Ist sonach die Berücksichtigung eines Sonderbedarfs sowohl bei der Unterhaltshilfe als auch bei der Ausbildungshilfe möglich, so kommt es, wie die Klägerin richtig erkannt hat, lediglich darauf an, ob die Vorschriften über die Ausbildungshilfe ebenso wie die Vorschriften über die Unterhaltshilfe eine abstrakte Bedarfsberechnung zulassen. Das ist schon nach dem Wortlaut der Nr. 13 Abs. 2 Buchst. b der DB-Ausbildungshilfe nicht möglich.

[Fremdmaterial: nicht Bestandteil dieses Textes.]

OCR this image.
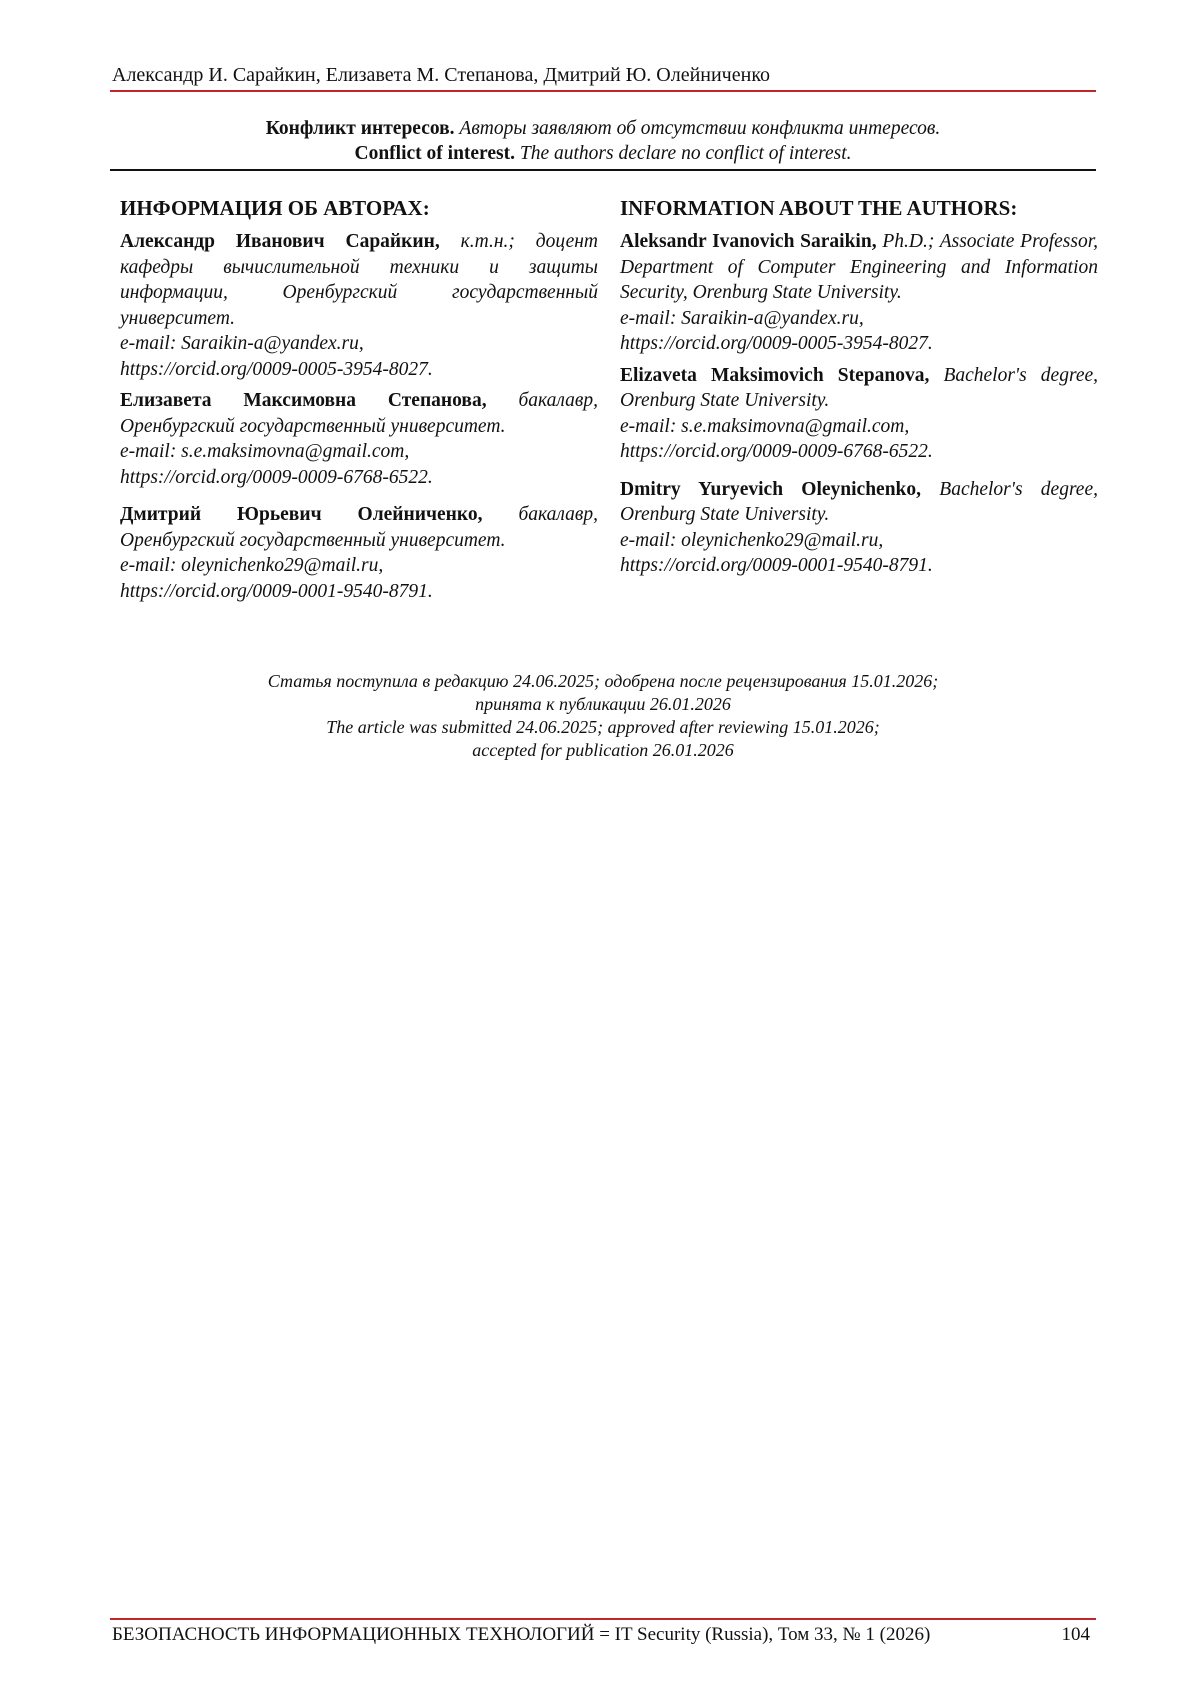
Александр И. Сарайкин, Елизавета М. Степанова, Дмитрий Ю. Олейниченко
Конфликт интересов. Авторы заявляют об отсутствии конфликта интересов.
Conflict of interest. The authors declare no conflict of interest.
ИНФОРМАЦИЯ ОБ АВТОРАХ:

Александр Иванович Сарайкин, к.т.н.; доцент кафедры вычислительной техники и защиты информации, Оренбургский государственный университет.

e-mail: Saraikin-a@yandex.ru,

https://orcid.org/0009-0005-3954-8027.

Елизавета Максимовна Степанова, бакалавр, Оренбургский государственный университет.

e-mail: s.e.maksimovna@gmail.com,

https://orcid.org/0009-0009-6768-6522.

Дмитрий Юрьевич Олейниченко, бакалавр, Оренбургский государственный университет.

e-mail: oleynichenko29@mail.ru,

https://orcid.org/0009-0001-9540-8791.

INFORMATION ABOUT THE AUTHORS:

Aleksandr Ivanovich Saraikin, Ph.D.; Associate Professor, Department of Computer Engineering and Information Security, Orenburg State University.

e-mail: Saraikin-a@yandex.ru,

https://orcid.org/0009-0005-3954-8027.

Elizaveta Maksimovich Stepanova, Bachelor's degree, Orenburg State University.

e-mail: s.e.maksimovna@gmail.com,

https://orcid.org/0009-0009-6768-6522.

Dmitry Yuryevich Oleynichenko, Bachelor's degree, Orenburg State University.

e-mail: oleynichenko29@mail.ru,

https://orcid.org/0009-0001-9540-8791.

Статья поступила в редакцию 24.06.2025; одобрена после рецензирования 15.01.2026;

принята к публикации 26.01.2026

The article was submitted 24.06.2025; approved after reviewing 15.01.2026;

accepted for publication 26.01.2026

БЕЗОПАСНОСТЬ ИНФОРМАЦИОННЫХ ТЕХНОЛОГИЙ = IT Security (Russia), Том 33, № 1 (2026)	104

Ungeachtet dessen entspricht es zwar der Lebenserfahrung, daß pflegebedürftige Personen tatsächlich Mehraufwendungen haben. Indessen erscheint es bedenklich, die Lebenserfahrung auch insoweit heranzuziehen, als es sich um die Höhe des Mehrbedarfs handelt. Der Rückgriff auf die Regelung des Freibetrages in § 267 LAG ist deshalb rechtlich unzutreffend. Unter diesen Umständen hätte das Verwaltungsgericht den Mehrbedarf der Klägerin in seiner tatsächlichen Höhe zunächst feststellen müssen. Erst wenn sich insoweit keine tatsächlichen Feststellungen hätten treffen lassen, wäre es zulässig gewesen, die Höhe der Mehrkosten notfalls zu schätzen. Die Klägerin hat aber selbst auf kostensteigernde Faktoren hingewiesen, und das angefochtene Urteil enthält keinen Hinweis darauf, daß der Mehrbedarf der Klägerin nicht anders als durch Schätzung hätte ermittelt werden können.
Nach alledem muß die Sache zurückverwiesen werden.
Der Wert des Streitgegenstandes wird für das Revisionsverfahren auf 400 DM festgesetzt.